Government is all about setting priorities and delivering on commitments made. But Trudeau now leads a minority government that could last the full four years — or four months.
Look at the throne speech, says Rodriguez
Government House Leader Pablo Rodriguez said the agenda hasn’t changed: NAFTA first, then gun control and medically assisted dying.
“Other things will come,” he told CBC News after Tuesday’s cabinet meeting. “We have a full set of agenda that’s coming. Look at the throne speech, it will give you a very good idea.”
The speech, delivered Dec. 5, does provide clues. It talks about strengthening the middle class, continuing “to walk the road of reconciliation” with Indigenous people.
What it doesn’t do is establish any kind of time frame.
The opposition parties, of course, are eager to fill any void.
Between now and June, the Conservatives are going to be distracted by their second leadership race in three years. They kicked off this week in the Commons by dusting off an old favourite: their running battle with the Liberals over the best way to fight crime and the illegal use of firearms.

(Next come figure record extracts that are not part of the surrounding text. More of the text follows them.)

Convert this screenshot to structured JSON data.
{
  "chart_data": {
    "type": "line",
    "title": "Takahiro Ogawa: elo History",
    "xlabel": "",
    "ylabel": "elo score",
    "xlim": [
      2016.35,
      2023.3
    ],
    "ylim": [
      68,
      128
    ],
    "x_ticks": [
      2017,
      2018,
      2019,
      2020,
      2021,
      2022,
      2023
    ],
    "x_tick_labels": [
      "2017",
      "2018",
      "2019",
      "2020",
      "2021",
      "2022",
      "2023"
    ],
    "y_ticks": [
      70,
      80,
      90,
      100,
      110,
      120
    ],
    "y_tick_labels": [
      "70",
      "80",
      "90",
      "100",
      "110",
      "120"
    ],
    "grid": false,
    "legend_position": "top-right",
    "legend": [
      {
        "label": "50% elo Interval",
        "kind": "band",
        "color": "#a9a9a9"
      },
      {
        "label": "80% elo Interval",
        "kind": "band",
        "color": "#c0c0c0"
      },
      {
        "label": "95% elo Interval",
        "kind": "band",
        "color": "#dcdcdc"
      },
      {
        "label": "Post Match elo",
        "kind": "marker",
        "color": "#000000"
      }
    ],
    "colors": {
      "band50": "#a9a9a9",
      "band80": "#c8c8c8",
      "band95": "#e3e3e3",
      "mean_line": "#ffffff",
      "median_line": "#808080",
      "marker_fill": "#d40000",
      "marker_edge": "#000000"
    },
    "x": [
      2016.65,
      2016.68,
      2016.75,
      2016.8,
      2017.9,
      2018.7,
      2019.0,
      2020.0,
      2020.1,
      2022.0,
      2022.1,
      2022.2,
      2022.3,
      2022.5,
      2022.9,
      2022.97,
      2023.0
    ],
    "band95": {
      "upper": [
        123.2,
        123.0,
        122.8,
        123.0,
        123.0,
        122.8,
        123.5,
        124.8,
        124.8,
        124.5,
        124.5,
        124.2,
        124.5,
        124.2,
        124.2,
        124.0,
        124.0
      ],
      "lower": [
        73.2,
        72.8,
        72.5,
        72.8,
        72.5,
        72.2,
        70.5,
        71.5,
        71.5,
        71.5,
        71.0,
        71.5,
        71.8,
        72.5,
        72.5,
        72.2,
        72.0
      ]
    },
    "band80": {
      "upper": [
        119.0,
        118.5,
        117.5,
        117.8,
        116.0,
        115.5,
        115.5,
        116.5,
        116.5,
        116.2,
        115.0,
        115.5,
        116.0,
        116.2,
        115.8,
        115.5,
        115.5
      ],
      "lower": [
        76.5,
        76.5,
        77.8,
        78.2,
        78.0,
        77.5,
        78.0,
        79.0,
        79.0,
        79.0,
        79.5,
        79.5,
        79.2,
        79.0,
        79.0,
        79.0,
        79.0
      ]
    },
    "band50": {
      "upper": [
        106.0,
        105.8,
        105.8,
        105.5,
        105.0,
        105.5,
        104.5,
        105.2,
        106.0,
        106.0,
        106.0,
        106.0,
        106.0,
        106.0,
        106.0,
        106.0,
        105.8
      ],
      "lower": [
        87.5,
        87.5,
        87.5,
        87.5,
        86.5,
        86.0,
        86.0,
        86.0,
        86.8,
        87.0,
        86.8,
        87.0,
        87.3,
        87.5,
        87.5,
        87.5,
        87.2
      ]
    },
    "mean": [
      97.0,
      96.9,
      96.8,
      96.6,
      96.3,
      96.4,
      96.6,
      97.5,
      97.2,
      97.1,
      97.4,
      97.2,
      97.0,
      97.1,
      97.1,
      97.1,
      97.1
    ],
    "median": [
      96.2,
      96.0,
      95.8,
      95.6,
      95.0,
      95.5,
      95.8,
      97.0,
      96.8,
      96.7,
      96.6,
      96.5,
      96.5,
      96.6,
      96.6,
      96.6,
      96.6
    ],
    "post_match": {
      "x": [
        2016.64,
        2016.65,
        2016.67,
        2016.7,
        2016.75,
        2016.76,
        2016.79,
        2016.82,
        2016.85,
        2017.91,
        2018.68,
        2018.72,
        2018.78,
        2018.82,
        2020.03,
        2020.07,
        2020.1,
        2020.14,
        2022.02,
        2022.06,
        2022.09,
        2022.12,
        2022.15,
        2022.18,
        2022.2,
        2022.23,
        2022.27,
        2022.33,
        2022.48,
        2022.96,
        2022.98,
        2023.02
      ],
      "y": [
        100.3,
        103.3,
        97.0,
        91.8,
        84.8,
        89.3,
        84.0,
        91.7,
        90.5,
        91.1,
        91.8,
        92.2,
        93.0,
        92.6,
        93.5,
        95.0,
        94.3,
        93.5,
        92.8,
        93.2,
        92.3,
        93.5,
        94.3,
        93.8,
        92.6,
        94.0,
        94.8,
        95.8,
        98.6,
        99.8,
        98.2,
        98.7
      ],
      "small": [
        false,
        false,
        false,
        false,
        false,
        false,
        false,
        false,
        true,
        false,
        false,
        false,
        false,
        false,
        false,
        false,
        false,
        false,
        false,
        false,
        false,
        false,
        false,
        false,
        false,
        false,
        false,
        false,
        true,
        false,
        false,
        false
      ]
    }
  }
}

“It’s much harder to track down illegal guns. It’s much harder to stop the flow of smuggled guns and it’s much more difficult to infiltrate gangs and hold them accountable,” outgoing Conservative Leader Andrew Scheer said during question period on Monday. “But that is the work the Conservatives are prepared to do.”
Trudeau Government: No Timetable on Guns
The Liberals are pledging to create an expanded list of prohibited firearms. Trudeau says his government also invested more than $327 million to combat gun and gang violence. He also added that continues to consult mayors on proposals to allow cities to ban handguns if they choose to do so.
But he and Blair seem reluctant to offer a timetable.
“I tell you, there’s a complexity in the work we are doing,” Blair told reporters covering the cabinet retreat a week ago when asked about gun control.
He used almost the same line yesterday when asked about whether Canada might follow the U.K.’s lead in granting Huawei limited access to this country’s 5G network.
“The security issues are clear, but there are additional concerns,” he said. “There are discussions taking place with our allies and with industry. We will make the decision that is right for Canada and right for Canadians. We will take the time necessary to do that.”
Equally mysterious is the government’s plan for pharmacare. In the Commons this week, NDP leader Jagmeet Singh called on Trudeau to introduce a bill now.
“There are millions of Canadians who can’t afford the medication they desperately need and the Liberals are telling them to just wait,” Singh said Monday. “Well, we’re not going to wait. We’ve announced that our first bill in this House will implement pharmacare for all based on the Canada Health Act principles.”
In his response, Trudeau opted to look backward rather than forward. He listed what his government did in its first mandate to reduce drug prices. He also reminded the NDP that the government commissioned former Ontario health minister Eric Hoskins to recommend the best approach to pharmacare.